Sociedade

Diga adeus ao bom tempo: esperada chuva e vento forte nas próximas 48 horas

Alerta é da Proteção Civil

A Autoridade Nacional de Proteção Civil emitiu, esta segunda-feira, um aviso à população devido ao agravamento das condições meteorológicas nas próximas 48 horas.

De acordo com um comunicado da Proteção Civil, o Instituto Português do Mar e da Atmosfera (IPMA) prevê um agravamento do estado do tempo nas próximas 48 horas, sendo esperados períodos de chuva por vezes forte e persistente nas regiões Norte e Centro, “passando a aguaceiros, que poderão ser fortes, de granizo e acompanhados de trovoada, entre o início da tarde de amanhã [terça-feira] e o final da manhã de quarta-feira”.

É ainda esperado vento forte com rajadas até 80km/h a norte do Cabo Mondego, sendo que, nas terras altas das regiões Norte e Centro, as rajadas de vento podem atingir os 100 km/h, a partir do meio da tarde de amanhã até ao início da manhã de quarta-feira.

Segundo a Proteção Civil, “está também prevista queda de neve acima de 1200/1400 metros de altitude, entre o final da tarde de quarta-feira e o final da manhã de quinta-feira, podendo descer à cota de 1000 metros na serra do Gerês”.

Na costa ocidental é esperada agitação marítima, com ondas de sudoeste com quatro a quatro metros e meio. Entre o final da tarde de terça-feira e o início da tarde de quinta-feira, prevê-se para noroeste ondas de quatro a cinco metros de altura.
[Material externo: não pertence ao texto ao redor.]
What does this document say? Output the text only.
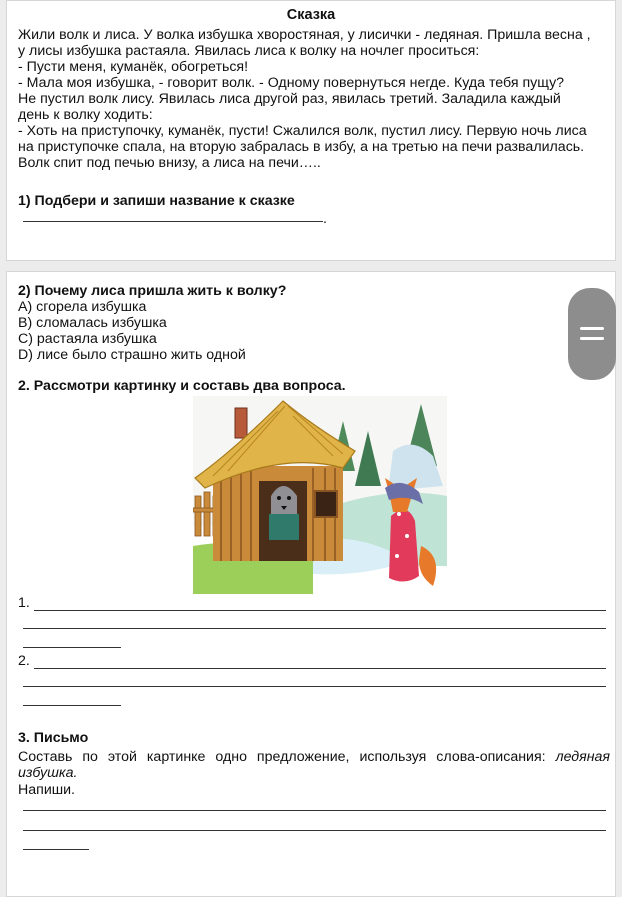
Сказка
Жили волк и лиса. У волка избушка хворостяная, у лисички - ледяная. Пришла весна ,
у лисы избушка растаяла. Явилась лиса к волку на ночлег проситься:
- Пусти меня, куманёк, обогреться!
- Мала моя избушка, - говорит волк. - Одному повернуться негде. Куда тебя пущу?
Не пустил волк лису. Явилась лиса другой раз, явилась третий. Заладила каждый
день к волку ходить:
- Хоть на приступочку, куманёк, пусти! Сжалился волк, пустил лису. Первую ночь лиса
на приступочке спала, на вторую забралась в избу, а на третью на печи развалилась.
Волк спит под печью внизу, а лиса на печи…..
1) Подбери и запиши название к сказке
.
2) Почему лиса пришла жить к волку?
A) сгорела избушка
B) сломалась избушка
C) растаяла избушка
D) лисе было страшно жить одной
2. Рассмотри картинку и составь два вопроса.
1.
2.
3. Письмо
Составь по этой картинке одно предложение, используя слова-описания: ледяная избушка.
Напиши.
Assim, a Proteção Civil alerta que é expectável que ocorram os seguintes efeitos: “piso rodoviário escorregadio e eventual formação de lençóis de água e gelo; possibilidade de cheias rápidas em meio urbano, por acumulação de águas pluviais ou insuficiências dos sistemas de drenagem; possibilidade de inundação por transbordo de linhas de água nas zonas historicamente mais vulneráveis; inundações de estruturas urbanas subterrâneas com deficiências de drenagem; danos em estruturas montadas ou suspensas; dificuldades de drenagem em sistemas urbanos, nomeadamente as verificadas em períodos de preia-mar, podendo causar inundações nos locais historicamente mais vulneráveis; possibilidade de queda de ramos ou árvores em virtude de vento mais forte; possíveis acidentes na orla costeira e fenómenos geomorfológicos causados por instabilização de vertentes associados à saturação dos solos, pela perda da sua consistência”.

Face a estes efeitos, a Proteção Civil recomenda que a população proceda à “desobstrução dos sistemas de escoamento das águas pluviais e retirada de inertes e outros objetos que possam ser arrastados ou criem obstáculos ao livre escoamento das águas”, que não atravesse “zonas inundadas, de modo a precaver o arrastamento de pessoas ou viaturas para buracos no pavimento ou caixas de esgoto abertas”, “ter especial cuidado na circulação e permanência junto de áreas arborizadas, estando atento para a possibilidade de queda de ramos e árvores, em virtude de vento mais forte” e que coloque correntes de neve nas viaturas nas áreas afetadas.

A Proteção Civil pede ainda que sejam evitados passeios junto à orla costeira e que não sejam praticadas atividades relacionadas com o mar.